Chinese police have arrested eight people, including several editorial staff from a prominent financial newspaper, on suspicion of extorting money from businesses, Xinhua news agency said yesterday.
Employees of two local public relations firms were among the eight people being investigated by Shanghai police, it added.
The probe into the 21st Century Business Herald newspaper is one of the biggest into the local media since Chinese President Xi Jinping (習近平) launched a sweeping crackdown on corruption when he took over the Chinese Communist Party in late 2012.
Experts have long said that corruption was rife within Chinese media, with poorly paid journalists often susceptible to bribery.
Police had taken “criminal coercive measures against the eight suspects” in line with the law, Xinhua cited the Public Security Bureau in Shanghai as saying. The eight were identified only by their surnames.
An official at the Shanghai office of the 21st Century Business Herald declined to comment. The newspaper is widely considered an influential business daily, but it is not run by the government.
The public relations companies are Roya Investment Services and Nukirin.

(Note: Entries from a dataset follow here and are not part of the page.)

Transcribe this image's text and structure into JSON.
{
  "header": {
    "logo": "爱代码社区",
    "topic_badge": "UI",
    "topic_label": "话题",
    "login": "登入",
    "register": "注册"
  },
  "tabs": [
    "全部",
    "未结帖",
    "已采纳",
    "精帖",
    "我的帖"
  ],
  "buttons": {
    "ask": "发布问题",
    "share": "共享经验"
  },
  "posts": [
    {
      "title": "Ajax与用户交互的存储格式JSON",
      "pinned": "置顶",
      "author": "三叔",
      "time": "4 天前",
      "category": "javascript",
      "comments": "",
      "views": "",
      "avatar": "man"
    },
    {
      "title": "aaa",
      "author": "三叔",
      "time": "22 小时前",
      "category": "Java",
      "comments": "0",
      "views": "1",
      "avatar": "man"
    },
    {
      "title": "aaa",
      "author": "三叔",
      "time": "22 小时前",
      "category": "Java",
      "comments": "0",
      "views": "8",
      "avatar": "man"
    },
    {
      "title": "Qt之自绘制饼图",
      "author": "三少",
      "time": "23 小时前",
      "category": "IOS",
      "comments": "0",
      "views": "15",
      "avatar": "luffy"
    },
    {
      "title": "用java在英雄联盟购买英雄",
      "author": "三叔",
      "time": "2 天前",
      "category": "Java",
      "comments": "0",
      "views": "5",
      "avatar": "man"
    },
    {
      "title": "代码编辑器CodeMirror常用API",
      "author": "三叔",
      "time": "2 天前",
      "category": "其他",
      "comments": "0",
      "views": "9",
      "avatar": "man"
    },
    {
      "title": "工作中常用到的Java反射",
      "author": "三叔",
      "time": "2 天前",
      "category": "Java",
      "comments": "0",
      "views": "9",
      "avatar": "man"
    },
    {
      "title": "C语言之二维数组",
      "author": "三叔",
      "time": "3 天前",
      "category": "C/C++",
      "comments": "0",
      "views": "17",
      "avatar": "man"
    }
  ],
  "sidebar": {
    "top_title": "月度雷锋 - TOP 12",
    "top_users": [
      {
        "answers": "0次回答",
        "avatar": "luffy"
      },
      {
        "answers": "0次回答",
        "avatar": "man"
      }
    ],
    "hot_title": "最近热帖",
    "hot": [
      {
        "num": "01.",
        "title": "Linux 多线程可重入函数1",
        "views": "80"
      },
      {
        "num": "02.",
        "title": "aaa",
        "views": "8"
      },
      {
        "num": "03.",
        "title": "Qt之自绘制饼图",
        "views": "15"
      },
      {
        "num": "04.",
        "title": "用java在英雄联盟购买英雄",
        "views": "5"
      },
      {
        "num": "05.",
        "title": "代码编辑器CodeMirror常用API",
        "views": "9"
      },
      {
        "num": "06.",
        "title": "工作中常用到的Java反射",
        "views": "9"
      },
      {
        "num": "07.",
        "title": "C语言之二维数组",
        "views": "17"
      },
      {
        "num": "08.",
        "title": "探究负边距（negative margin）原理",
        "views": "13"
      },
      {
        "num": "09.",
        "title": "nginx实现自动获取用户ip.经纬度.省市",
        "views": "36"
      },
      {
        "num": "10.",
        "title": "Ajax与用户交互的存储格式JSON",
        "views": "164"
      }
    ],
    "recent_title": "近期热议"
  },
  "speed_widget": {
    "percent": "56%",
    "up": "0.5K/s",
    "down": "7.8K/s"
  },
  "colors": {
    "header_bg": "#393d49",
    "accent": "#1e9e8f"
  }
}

They could not be reached for comment.
Xinhua said the editor-in-chief of the newspaper’s Web site, surnamed Liu, its deputy editor, surnamed Zhou, and other editorial and operations staff had colluded with the two PR firms in Shanghai and Shenzhen to target companies that were about to be publicly listed or restructured to “carry out illegal activities.”
“After accepting high fees from the businesses who were willing to engage in ‘positive propaganda,’ the suspects would exaggerate positive facts or conceal negative issues,” Xinhua said, citing a police investigation that started last year.
If companies did not cooperate, the newspaper would “release negative reports maliciously attacking them” and “blackmail” them into signing advertising or cooperation deals, Xinhua said.
Jiao Guobiao (焦國標), a former journalism professor at Peking University who was forced out of his job in 2005 after denouncing China’s propaganda controls on the Internet, said the investigation could signal a wider probe into the media.
“The Chinese media is inflicted with a very heavy disease,” Jiao said, adding that extortion is “a common phenomenon” among news outfits.
A reporter for the Guangzhou-based New Express tabloid was arrested in October last year after confessing on state television to accepting bribes for fabricating more than a dozen stories about Changsha-based Zoomlion Heavy Industry Science and Technology Co.
The reporter wrote that Zoomlion had engaged in sales fraud and exaggerated its profits, accusations strongly denied by the state-owned construction equipment maker.
More recently, authorities have been investigating several senior staff from state broadcaster China Central Television.
Last year, the 21st Century Business Herald published a series of stories alleging bribery among foreign and local pharmaceutical companies, citing unidentified whistleblowers.